From nutrients to pesticides and crop surveys, drones are set to change the landscape of agriculture in the state. With an estimated 50 Unmanned Aerial Vehicle (UAV) companies operating in the farming sector, Karnataka is on the brink of a technological revolution. Over 25% of India’s drone startups are located in the state.

The emerging technology has been embraced by farmers across the state. Ganesh Katte, an arecanut farmer from Shivamogga, for instance, hired a drone company to spray pesticides. “I was informed about targeted spraying to control arecanut leaf spot disease,” he says. To spray his 10-acre farm, Katte spent Rs 26,000.

Shivakumar H G, who heads a drone company, quantifies just how fast the demand for such services has increased in Karnataka. “In 2021, we sprayed about 2,600 acres of land with pesticides. After word spread, demand quadrupled in 2022 and we ended up spraying close to 10,500 acres of land,” he says.

As drones are highly customisable, they can be used in spraying nutrients and pesticides for both field and horticulture crops, explains Dr Anand B A, assistant professor at the Department of Farm Machineries and Power Engineering at Gandhi Krishi Vigyana Kendra, Bengaluru. 

“Currently agricultural universities in the state have been authorised to determine the concentration of pesticides to be used for different crops,” says Dr Anand. In the past four months, drone trials have been under way for ragi, paddy, tur dal, plantation and horticulture crops in various agricultural institutes in Karnataka.

An official from the department of agriculture explains that regulating drones in agriculture is particularly important as the dispersal of pesticides in different wind speeds and climatic conditions needs to be studied.

“Once the research stage is done, we can start authorising subsidies for Farmer Producer Organisations (FPOs),” the official says. The department is also in the process of checking the Directorate General of Civil Aviation drone licences and pilot certificates to register for farming purposes. 

There is a push for the adoption of drones in farming as it reduces human exposure to harsh chemicals, explains Dr Anand. “In manual spraying, the farmer comes in direct contact with pesticides, leading to respiratory, heart diseases and even cancer,” he says. As of now, the demand for UAVs in agriculture is mostly confined to spraying pesticides.

Among other reasons, drones are gaining traction as the availability of agricultural labour is on the decline. Earanna Mrithyunjay Menshinkai, a farmer from Dharwad district, has used UAVs to spray a range of crops from horticulture to oilseeds. “Finding people to work in my fields is a task. Drones save me the trouble,” he says.

They can also serve as important tools to monitor plant health and reduce the drudgery involved in manual labour. 

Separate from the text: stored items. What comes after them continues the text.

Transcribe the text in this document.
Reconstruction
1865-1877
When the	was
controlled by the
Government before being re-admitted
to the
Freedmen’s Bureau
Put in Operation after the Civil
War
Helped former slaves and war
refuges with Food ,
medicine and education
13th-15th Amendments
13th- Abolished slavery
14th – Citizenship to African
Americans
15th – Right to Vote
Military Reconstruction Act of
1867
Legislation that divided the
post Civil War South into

Leo Charles Peter, executive director of a drone company, explains that it would take one day to spray a one-acre land manually with agrochemicals. “A drone can do the same in 10 minutes. The agrochemicals are also more evenly spread due to the nature of the nozzle,” he says.

In the process, there is a 30% reduction in pesticide use. Water use, too, will see a reduction of at least 90% — from about 100 litres to 10 litres per acre with the help of drones, he says.  

Another reason, the agriculture department official says, is that drones will drastically reduce the time spent on crop surveys which could help the government determine the amount of area under a particular crop.

Additionally, the technology could be used to determine the extent of crop damage to help the government determine and affix a value for compensation. Moisture levels and soil health can be assessed through UAVs. 

The challenges 

Despite the advantages, the use of drones in agriculture also presents challenges with certification, regulation and awareness. The risks of aerial spraying of agrochemicals remain to be assessed. Since landholdings are small, pesticide drift is possible. 

Farmers who employ the services may not be familiar with the risks involved. “The speed of the rotors would be at least 11,000 rpm. Any contact could cause grievous injuries or can even be fatal,” says Dr Anand.

Since the technology is still in a nascent stage, insurance for such accidents is also not available. “Agriculture-specific training, licensing and certification need to be implemented to prevent such mishaps,” he says.